I consider myself the youngest old man because I’m 35, but in my headspace, I already think like I’ve been in this world for 135 years. I’ve consumed so much writing, had so many thoughts, and disagreed with so many people that it’s safe to call myself the youngest old man. And as a young old man, I’m judging these online writers who’ve learned writing from YouTube and silly courses—like learning to fuck from porn. How good are you going to be?
These writers want lots of templates, lots of “thinking material.” They can’t even walk without their headphones blazing with dudes yapping on podcasts. They believe if they can’t have a new thought or a new writing piece, they have no right to live. But thinking and writing can be two separate things. How can you have a thought about something and write about it on the same day? How can I think about fatsos walking all over the park and write about fitness unless I observe how they behave? I have to observe and think that these fatsos are fat because they have no discipline in their lives.

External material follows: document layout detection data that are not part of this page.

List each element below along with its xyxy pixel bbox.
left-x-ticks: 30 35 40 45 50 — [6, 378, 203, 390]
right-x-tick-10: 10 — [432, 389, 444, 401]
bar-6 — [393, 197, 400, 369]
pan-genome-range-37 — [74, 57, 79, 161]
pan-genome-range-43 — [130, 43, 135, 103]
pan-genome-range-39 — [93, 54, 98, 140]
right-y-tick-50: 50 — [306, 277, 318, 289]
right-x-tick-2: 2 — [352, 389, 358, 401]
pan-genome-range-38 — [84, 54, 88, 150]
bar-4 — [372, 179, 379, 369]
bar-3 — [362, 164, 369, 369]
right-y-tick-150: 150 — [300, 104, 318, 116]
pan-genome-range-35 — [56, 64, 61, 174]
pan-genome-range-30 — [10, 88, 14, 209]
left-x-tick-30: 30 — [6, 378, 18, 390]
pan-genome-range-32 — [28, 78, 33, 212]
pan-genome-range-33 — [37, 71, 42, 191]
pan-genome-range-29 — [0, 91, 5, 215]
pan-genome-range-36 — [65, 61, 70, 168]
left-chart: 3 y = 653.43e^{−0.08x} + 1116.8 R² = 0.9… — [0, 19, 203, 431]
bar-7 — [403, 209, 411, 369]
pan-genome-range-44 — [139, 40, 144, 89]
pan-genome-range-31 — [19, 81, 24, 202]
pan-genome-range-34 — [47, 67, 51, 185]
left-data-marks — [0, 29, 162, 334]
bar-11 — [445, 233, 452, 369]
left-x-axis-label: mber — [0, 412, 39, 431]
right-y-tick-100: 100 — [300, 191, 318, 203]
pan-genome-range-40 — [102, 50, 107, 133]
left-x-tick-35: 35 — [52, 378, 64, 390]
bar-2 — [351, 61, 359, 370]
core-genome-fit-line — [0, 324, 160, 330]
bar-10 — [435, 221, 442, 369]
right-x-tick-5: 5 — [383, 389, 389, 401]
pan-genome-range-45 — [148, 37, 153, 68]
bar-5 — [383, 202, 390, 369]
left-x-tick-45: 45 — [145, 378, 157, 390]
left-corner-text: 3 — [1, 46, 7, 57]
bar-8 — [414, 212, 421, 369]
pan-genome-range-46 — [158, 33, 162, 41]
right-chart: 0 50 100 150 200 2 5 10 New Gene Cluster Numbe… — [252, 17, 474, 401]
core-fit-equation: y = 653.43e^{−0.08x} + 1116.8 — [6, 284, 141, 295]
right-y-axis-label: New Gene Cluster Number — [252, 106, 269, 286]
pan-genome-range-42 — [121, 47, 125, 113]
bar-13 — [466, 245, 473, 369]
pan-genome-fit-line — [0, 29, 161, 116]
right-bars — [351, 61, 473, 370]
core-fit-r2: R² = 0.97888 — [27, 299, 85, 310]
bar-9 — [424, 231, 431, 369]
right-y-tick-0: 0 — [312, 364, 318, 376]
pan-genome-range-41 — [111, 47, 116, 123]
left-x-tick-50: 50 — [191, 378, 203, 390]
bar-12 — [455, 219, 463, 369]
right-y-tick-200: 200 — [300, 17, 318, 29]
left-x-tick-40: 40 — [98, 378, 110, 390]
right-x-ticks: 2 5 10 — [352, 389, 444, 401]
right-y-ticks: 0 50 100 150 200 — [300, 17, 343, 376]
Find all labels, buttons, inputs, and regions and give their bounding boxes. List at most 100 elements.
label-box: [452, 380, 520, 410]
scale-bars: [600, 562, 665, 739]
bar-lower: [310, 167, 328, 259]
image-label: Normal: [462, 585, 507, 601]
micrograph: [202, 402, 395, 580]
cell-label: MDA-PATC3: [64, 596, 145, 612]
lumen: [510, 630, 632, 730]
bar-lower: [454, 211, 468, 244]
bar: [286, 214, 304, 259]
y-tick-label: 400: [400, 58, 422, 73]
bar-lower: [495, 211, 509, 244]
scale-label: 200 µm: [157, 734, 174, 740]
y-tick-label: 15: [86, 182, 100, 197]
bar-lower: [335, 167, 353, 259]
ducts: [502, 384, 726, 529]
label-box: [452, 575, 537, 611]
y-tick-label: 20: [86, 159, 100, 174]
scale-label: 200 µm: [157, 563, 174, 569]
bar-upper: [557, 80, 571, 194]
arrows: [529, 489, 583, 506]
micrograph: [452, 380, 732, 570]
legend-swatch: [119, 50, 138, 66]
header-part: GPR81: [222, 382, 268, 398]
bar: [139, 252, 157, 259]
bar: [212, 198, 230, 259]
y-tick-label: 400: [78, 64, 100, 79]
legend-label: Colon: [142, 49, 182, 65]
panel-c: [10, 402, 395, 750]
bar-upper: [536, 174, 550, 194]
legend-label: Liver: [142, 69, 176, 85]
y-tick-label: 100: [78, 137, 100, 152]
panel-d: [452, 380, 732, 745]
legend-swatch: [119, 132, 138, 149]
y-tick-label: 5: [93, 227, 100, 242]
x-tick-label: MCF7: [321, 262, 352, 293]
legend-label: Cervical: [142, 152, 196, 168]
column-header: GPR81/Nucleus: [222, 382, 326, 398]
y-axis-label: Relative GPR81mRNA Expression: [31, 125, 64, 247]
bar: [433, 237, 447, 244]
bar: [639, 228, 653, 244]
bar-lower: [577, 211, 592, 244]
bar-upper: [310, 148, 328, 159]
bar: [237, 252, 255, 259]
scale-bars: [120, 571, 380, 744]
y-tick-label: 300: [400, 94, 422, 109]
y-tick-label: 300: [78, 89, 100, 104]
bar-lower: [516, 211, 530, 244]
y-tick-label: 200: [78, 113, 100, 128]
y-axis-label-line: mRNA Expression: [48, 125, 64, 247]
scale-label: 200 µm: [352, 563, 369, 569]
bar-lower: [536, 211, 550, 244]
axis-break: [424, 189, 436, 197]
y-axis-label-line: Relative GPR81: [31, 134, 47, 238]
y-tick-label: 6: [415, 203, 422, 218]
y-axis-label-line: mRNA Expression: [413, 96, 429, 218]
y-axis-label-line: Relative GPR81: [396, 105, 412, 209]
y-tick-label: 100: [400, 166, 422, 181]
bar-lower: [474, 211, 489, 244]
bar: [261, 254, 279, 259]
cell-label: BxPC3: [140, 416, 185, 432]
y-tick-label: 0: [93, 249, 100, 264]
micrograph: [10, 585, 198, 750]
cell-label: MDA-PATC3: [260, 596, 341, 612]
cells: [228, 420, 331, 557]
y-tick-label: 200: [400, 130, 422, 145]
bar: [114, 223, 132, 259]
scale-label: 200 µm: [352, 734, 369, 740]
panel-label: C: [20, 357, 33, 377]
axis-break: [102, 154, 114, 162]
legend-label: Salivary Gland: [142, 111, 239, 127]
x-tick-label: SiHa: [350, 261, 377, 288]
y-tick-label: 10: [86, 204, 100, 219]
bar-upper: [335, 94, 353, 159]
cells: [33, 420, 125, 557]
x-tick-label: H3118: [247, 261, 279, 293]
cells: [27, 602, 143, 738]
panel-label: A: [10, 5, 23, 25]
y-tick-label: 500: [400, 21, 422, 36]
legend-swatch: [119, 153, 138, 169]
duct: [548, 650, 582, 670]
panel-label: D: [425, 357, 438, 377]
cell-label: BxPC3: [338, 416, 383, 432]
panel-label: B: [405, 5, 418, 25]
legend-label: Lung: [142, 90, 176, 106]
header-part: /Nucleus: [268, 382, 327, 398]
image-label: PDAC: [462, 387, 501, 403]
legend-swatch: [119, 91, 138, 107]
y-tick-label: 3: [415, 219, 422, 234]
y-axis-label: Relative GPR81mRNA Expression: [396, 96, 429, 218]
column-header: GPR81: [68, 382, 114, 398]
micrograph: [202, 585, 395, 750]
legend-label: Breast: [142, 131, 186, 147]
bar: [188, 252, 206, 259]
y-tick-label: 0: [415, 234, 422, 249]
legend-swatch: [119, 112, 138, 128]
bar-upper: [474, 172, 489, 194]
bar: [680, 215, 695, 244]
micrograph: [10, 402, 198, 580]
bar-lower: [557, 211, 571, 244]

So, you need to have a lot of thoughts in your mind before you turn to that blank page, and then you need to organize those thoughts in a cohesive manner. For instance, you can think about fatsos roaming around the park, gawking at your perfect body, but you can’t write that. Aligning your thoughts means you write about the obesity epidemic, not the “fatso problem.”
That’s what I mean when I say people don’t want to think—they want outcomes. If they write a piece and it doesn’t get views in the next 48 hours, they want to slit their wrists. So they’re always in search of a piece that can grab eyeballs. They have to cater to people who are always on social media, scrolling until their testosterone dies a brutal death or kingdom come—whichever happens sooner.
They write fancy headlines intended to shock people into reading their essays, which are designed to deliver shock after shock, like a Russian doll, and people read like they’re participating in Russian roulette, waiting for the bullet with their name on it.
So, if you want to write—and if you want to write well, something your kids could read in the future without hating you for it—you need to deliver value. You need to make them laugh, think, or ponder.
For that, you need to walk among the people, observe them, learn about them, hear their stories. Let the wind touch your face, let the sweat annoy you for a while, let the breath of polluted air enter your nostrils so you know the world is more than a few dudes yapping on mics for hours.
And when you have all these things safely secured in your head, you need to dissect them, wonder a few questions, and answer them with all the observations and stories you’ve collected. Then you sit down and write until God asks you to stop.